The ad hoc retrieval task is ranking documents in a corpus by their relevance to the information need expressed by a query. This challenging task can be alleviated if relevance feedback is available and utilized; specifically, examples of documents relevant to the information need.

The most common approach to utilizing (positive) relevance feedback is constructing an expanded query form based on the commonalities between the given relevant documents. However, relevance feedback, if available, is often scarce. Thus, it is a common case that only a single relevant document is available as feedback and commonalities between relevant documents cannot be exploited.

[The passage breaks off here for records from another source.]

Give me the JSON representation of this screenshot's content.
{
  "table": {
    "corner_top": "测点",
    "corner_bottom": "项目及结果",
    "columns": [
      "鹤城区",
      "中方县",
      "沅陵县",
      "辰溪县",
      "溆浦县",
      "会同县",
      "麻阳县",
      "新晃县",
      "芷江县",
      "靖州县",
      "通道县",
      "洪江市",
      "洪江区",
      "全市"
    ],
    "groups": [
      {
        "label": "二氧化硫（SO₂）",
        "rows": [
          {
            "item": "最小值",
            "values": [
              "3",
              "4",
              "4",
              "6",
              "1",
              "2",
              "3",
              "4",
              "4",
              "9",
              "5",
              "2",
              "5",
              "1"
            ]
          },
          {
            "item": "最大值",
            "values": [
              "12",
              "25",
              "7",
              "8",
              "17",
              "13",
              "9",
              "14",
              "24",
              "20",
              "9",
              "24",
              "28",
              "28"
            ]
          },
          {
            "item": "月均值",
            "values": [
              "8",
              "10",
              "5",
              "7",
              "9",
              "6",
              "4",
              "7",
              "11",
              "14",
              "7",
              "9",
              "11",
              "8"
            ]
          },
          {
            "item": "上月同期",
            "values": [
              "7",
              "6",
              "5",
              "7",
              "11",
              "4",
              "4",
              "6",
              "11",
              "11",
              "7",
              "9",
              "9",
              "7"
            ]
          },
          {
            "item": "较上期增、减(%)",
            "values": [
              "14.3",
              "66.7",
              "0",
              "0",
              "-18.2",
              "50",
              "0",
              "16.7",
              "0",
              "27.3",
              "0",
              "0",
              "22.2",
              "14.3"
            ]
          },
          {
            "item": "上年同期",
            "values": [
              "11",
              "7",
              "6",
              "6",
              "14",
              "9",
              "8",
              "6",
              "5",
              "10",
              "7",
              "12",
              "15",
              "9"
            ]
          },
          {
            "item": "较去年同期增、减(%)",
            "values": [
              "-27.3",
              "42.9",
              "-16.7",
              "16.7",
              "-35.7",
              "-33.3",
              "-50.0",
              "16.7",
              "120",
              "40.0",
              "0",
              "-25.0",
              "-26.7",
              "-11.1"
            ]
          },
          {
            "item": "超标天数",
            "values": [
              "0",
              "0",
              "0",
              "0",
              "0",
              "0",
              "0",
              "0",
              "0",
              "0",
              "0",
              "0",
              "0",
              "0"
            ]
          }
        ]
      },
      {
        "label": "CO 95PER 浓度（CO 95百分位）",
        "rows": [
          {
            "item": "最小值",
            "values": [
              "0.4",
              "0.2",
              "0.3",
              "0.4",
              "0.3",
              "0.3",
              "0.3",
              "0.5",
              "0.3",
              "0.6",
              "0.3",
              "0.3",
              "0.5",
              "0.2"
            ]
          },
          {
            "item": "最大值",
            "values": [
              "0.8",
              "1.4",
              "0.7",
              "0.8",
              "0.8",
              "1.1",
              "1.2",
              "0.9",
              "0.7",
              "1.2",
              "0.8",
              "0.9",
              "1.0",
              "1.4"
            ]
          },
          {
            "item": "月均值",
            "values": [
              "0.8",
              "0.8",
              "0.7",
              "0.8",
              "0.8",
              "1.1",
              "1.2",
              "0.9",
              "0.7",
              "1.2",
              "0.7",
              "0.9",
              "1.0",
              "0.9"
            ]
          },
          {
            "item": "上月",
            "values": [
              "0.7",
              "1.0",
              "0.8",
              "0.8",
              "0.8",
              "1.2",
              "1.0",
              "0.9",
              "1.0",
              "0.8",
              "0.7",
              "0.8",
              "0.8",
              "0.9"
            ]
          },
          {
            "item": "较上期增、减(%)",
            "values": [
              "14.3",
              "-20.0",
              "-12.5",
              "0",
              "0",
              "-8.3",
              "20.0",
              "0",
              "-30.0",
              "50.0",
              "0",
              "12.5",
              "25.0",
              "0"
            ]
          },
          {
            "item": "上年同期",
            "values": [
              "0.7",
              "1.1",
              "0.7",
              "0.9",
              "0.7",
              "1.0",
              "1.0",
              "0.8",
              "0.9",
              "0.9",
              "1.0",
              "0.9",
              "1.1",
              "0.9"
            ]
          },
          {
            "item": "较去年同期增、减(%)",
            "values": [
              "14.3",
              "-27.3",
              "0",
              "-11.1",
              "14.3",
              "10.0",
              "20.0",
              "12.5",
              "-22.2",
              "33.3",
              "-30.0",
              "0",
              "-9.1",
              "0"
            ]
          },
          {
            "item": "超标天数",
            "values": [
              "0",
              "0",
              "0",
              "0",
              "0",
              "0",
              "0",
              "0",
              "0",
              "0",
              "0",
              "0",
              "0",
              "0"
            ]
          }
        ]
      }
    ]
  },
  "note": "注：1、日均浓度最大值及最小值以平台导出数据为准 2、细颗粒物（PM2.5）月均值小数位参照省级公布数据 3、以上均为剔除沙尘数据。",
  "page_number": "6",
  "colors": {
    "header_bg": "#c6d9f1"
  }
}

This is the retrieval setting we address here: using the query and a single relevant document to construct an expanded query form to be used for (a second) retrieval.

We present a graph-based approach to selecting pseudo relevant documents from an initially retrieved list. These documents are used in addition to the given relevant document so as to construct an expanded query form. The motivation is to alleviate the potential query drift manifested in the expanded query form by using an enriched signal about the underlying information need. Our approach helps to leverage information about the similarities among pseudo relevant documents, between these documents and the given relevant document, along with query similarities of the pseudo relevant documents. Specifically, a pseudo relevant document is considered to be effective for query expansion if it is similar to the query, to the given relevant document, and to other effective pseudo relevant documents.

Empirical evaluation demonstrates the merits of our approach. Specifically, the resultant retrieval performance is better than that of using only the given relevant document for query expansion. The performance also transcends that of using for query expansion the given relevant document with pseudo relevant documents that are highly ranked in the initially retrieved list.